- [pdf] [supp] [arXiv]
Sample Efficient Detection and Classification of Adversarial Attacks via Self-Supervised Embeddings
Adversarial robustness of deep models is pivotal in ensuring safe deployment in real world settings, but most modern defenses have narrow scope and expensive costs. In this paper, we propose a self-supervised method to detect adversarial attacks and classify them to their respective threat models, based on a linear model operating on the embeddings from a pre-trained self-supervised encoder. We use a SimCLR encoder in our experiments, since we show the SimCLR embedding distance is a good proxy for human perceptibility, enabling it to encapsulate many threat models at once. We call our method SimCat since it uses SimCLR encoder to catch and categorize various types of adversarial attacks, including L_p and non-L_p evasion attacks, as well as data poisonings.

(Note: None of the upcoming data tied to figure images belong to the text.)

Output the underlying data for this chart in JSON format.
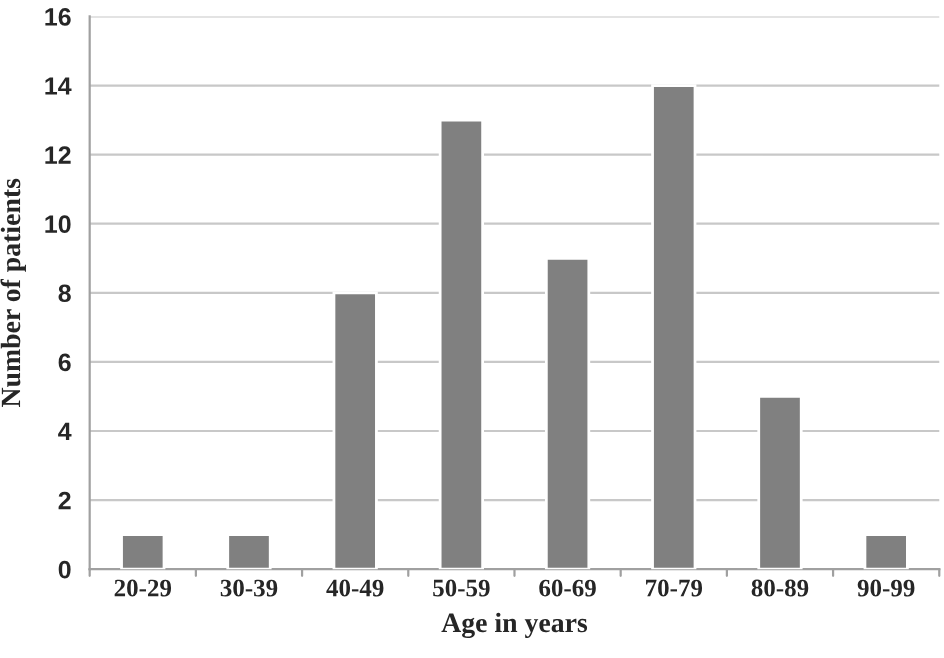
{
  "chart_data": {
    "type": "bar",
    "xlabel": "Age in years",
    "ylabel": "Number of patients",
    "categories": [
      "20-29",
      "30-39",
      "40-49",
      "50-59",
      "60-69",
      "70-79",
      "80-89",
      "90-99"
    ],
    "values": [
      1,
      1,
      8,
      13,
      9,
      14,
      5,
      1
    ],
    "color": "#808080",
    "ylim": [
      0,
      16
    ],
    "yticks": [
      0,
      2,
      4,
      6,
      8,
      10,
      12,
      14,
      16
    ],
    "grid": "y"
  }
}
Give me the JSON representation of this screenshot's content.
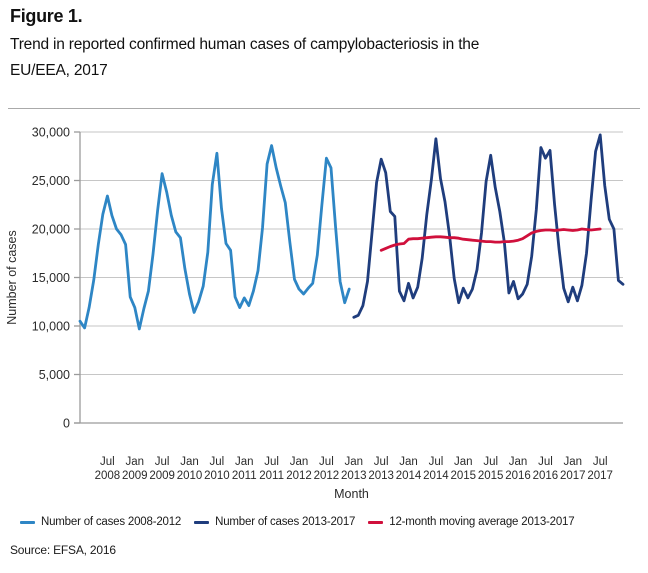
{
  "figure": {
    "label": "Figure 1.",
    "title_line1": "Trend in reported confirmed human cases of campylobacteriosis in the",
    "title_line2": "EU/EEA, 2017",
    "source": "Source: EFSA, 2016"
  },
  "chart_data": {
    "type": "line",
    "xlabel": "Month",
    "ylabel": "Number of cases",
    "ylim": [
      0,
      30000
    ],
    "ytick_step": 5000,
    "ytick_labels": [
      "0",
      "5,000",
      "10,000",
      "15,000",
      "20,000",
      "25,000",
      "30,000"
    ],
    "grid": "horizontal",
    "legend_position": "bottom",
    "months_total": 120,
    "x_start": "Jan 2008",
    "x_end": "Dec 2017",
    "xticks": [
      {
        "label_top": "Jul",
        "label_bottom": "2008",
        "month_index": 6
      },
      {
        "label_top": "Jan",
        "label_bottom": "2009",
        "month_index": 12
      },
      {
        "label_top": "Jul",
        "label_bottom": "2009",
        "month_index": 18
      },
      {
        "label_top": "Jan",
        "label_bottom": "2010",
        "month_index": 24
      },
      {
        "label_top": "Jul",
        "label_bottom": "2010",
        "month_index": 30
      },
      {
        "label_top": "Jan",
        "label_bottom": "2011",
        "month_index": 36
      },
      {
        "label_top": "Jul",
        "label_bottom": "2011",
        "month_index": 42
      },
      {
        "label_top": "Jan",
        "label_bottom": "2012",
        "month_index": 48
      },
      {
        "label_top": "Jul",
        "label_bottom": "2012",
        "month_index": 54
      },
      {
        "label_top": "Jan",
        "label_bottom": "2013",
        "month_index": 60
      },
      {
        "label_top": "Jul",
        "label_bottom": "2013",
        "month_index": 66
      },
      {
        "label_top": "Jan",
        "label_bottom": "2014",
        "month_index": 72
      },
      {
        "label_top": "Jul",
        "label_bottom": "2014",
        "month_index": 78
      },
      {
        "label_top": "Jan",
        "label_bottom": "2015",
        "month_index": 84
      },
      {
        "label_top": "Jul",
        "label_bottom": "2015",
        "month_index": 90
      },
      {
        "label_top": "Jan",
        "label_bottom": "2016",
        "month_index": 96
      },
      {
        "label_top": "Jul",
        "label_bottom": "2016",
        "month_index": 102
      },
      {
        "label_top": "Jan",
        "label_bottom": "2017",
        "month_index": 108
      },
      {
        "label_top": "Jul",
        "label_bottom": "2017",
        "month_index": 114
      }
    ],
    "series": [
      {
        "name": "Number of cases 2008-2012",
        "color": "#2E86C5",
        "start_index": 0,
        "values": [
          10500,
          9800,
          11900,
          14700,
          18400,
          21500,
          23400,
          21400,
          20000,
          19400,
          18400,
          13000,
          11900,
          9700,
          11800,
          13600,
          17400,
          21900,
          25700,
          23800,
          21400,
          19700,
          19100,
          15900,
          13300,
          11400,
          12500,
          14100,
          17600,
          24600,
          27800,
          22100,
          18500,
          17800,
          13000,
          11900,
          12900,
          12100,
          13600,
          15700,
          20100,
          26700,
          28600,
          26300,
          24400,
          22700,
          18600,
          14800,
          13800,
          13300,
          13900,
          14400,
          17300,
          22400,
          27300,
          26300,
          20300,
          14600,
          12400,
          13800
        ]
      },
      {
        "name": "Number of cases 2013-2017",
        "color": "#1F3D7D",
        "start_index": 60,
        "values": [
          10900,
          11100,
          12100,
          14600,
          19600,
          24800,
          27200,
          25800,
          21800,
          21300,
          13600,
          12600,
          14400,
          12900,
          14000,
          17000,
          21500,
          25100,
          29300,
          25200,
          22800,
          19300,
          14900,
          12400,
          13900,
          12900,
          13800,
          15800,
          19600,
          24900,
          27600,
          24300,
          21800,
          18600,
          13400,
          14600,
          12800,
          13300,
          14300,
          17200,
          22000,
          28400,
          27300,
          28100,
          22500,
          17900,
          13900,
          12500,
          14000,
          12600,
          14200,
          17500,
          23000,
          28000,
          29700,
          24500,
          21000,
          20000,
          14700,
          14300
        ]
      },
      {
        "name": "12-month moving average 2013-2017",
        "color": "#D0103C",
        "start_index": 66,
        "values": [
          17800,
          18000,
          18200,
          18350,
          18450,
          18500,
          18950,
          19000,
          19000,
          19050,
          19100,
          19150,
          19200,
          19200,
          19150,
          19100,
          19100,
          19050,
          18950,
          18900,
          18850,
          18800,
          18750,
          18700,
          18700,
          18650,
          18650,
          18700,
          18700,
          18750,
          18850,
          19000,
          19300,
          19600,
          19750,
          19850,
          19900,
          19900,
          19850,
          19900,
          19950,
          19900,
          19850,
          19900,
          20000,
          19950,
          19900,
          19950,
          20000
        ]
      }
    ]
  }
}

The simple nature of a linear classifier makes our method efficient in both time and sample complexity. For example, on SVHN, using only five pairs of clean and adversarial examples computed with a PGD-L_inf attack, SimCat's detection accuracy is over 85%. Moreover, on ImageNet, using only 25 examples from each threat model, SimCat can classify eight different attack types such as PGD-L_2, PGD-L_inf, CW-L_2, PPGD, LPA, StAdv, ReColor, and JPEG-L_inf, with over 40% accuracy. On STL10 data, we apply SimCat as a defense against poisoning attacks, such as BP, CP, FC, CLBD, HTBD, halving the success rate while using only twenty total poisons for training. We find that the detectors generalize well to unseen threat models. Lastly, we investigate the performance of our detection method under adaptive attacks and further boost its robustness against such attacks via adversarial training.